La poetica, le convinzioni filosofiche di De Dominicis non sono qui affrontate. Chi fosse interessato può trovare con relativa facilità testi appropriati sull’argomento. Qui, peggio ancora, non si fa un’analisi della produzione pittorica “tradizionale” dell’artista, che pure sarebbe molto interessante, ma che si lascia ad altri più competenti. Il pensiero di De Dominicis sembra oscillare sul tema dell’essere che è nulla se viene dal nulla e nel nulla ritorna oppure è eterno, l’essere eterno.
Qui ci siamo limitati a ricordare lo scandalo suscitato da un’opera di un’artista scomparso a soli 51 anni, nel 1998, sconosciuto ai più, o noto solo per quello scandalo anche per gli appassionati che seguono le vicende dell’arte, o conosciuto meglio solo da pochi.
Il lato spiacevole (la malafede?): nella mia “collezione” di manuali scolastici solo due riportano il caso De Dominicis illustrato dalla stessa foto (documento raro, quasi unico dell’evento, in cui una visitatrice sta per infilarsi (o si toglie?) gli occhiali e ha lo sguardo rivolto verso il basso per (possiamo ipotizzare) leggere i cartellini con i titoli che appaiono solo in una delle due foto. Siccome il momento è uno e lo stesso, ciò significa (come poi dichiarato dalla fotografa) che la foto senza cartellini è stata manipolata (con uno scopo evidente?).


Seconda Soluzione di Immortalità, 1972 (XXXVI Biennale di Venezia)
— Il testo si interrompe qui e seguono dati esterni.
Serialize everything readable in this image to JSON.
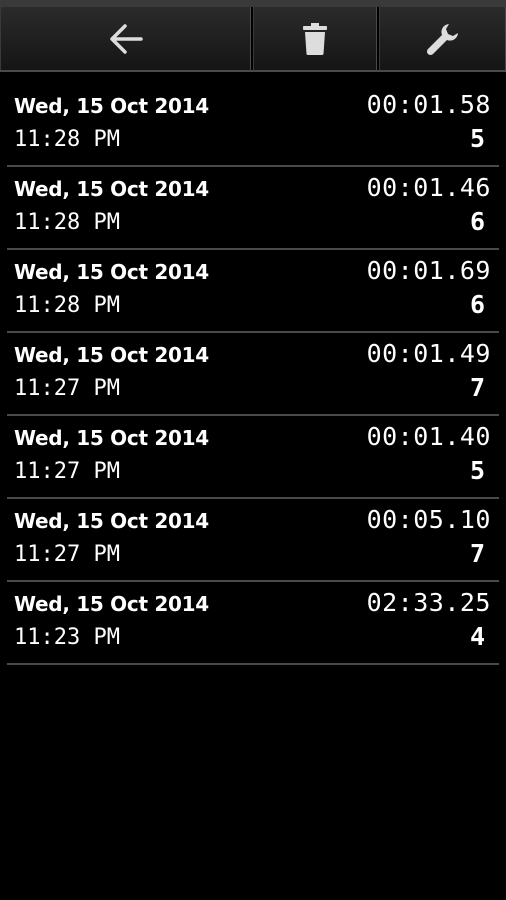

Nella fotografia in alto sono presenti i cartellini per le tre opere sul pavimento,
nella identica foto in basso sono stati cancellati
L’arte deve suscitare uno shock (dal dadaismo al teatro della crudeltà): Walter Benjamin, dall’intramontabile L’opera d’arte nell’epoca della sua riproducibilità tecnica: “Il convenzionale viene goduto senza alcuna critica, ciò che è veramente nuovo viene criticato con ripugnanza”. Con il dadaismo “L’opera d’arte era chiamata principalmente a soddisfare un’esigenza: quella di suscitare la pubblica indignazione”.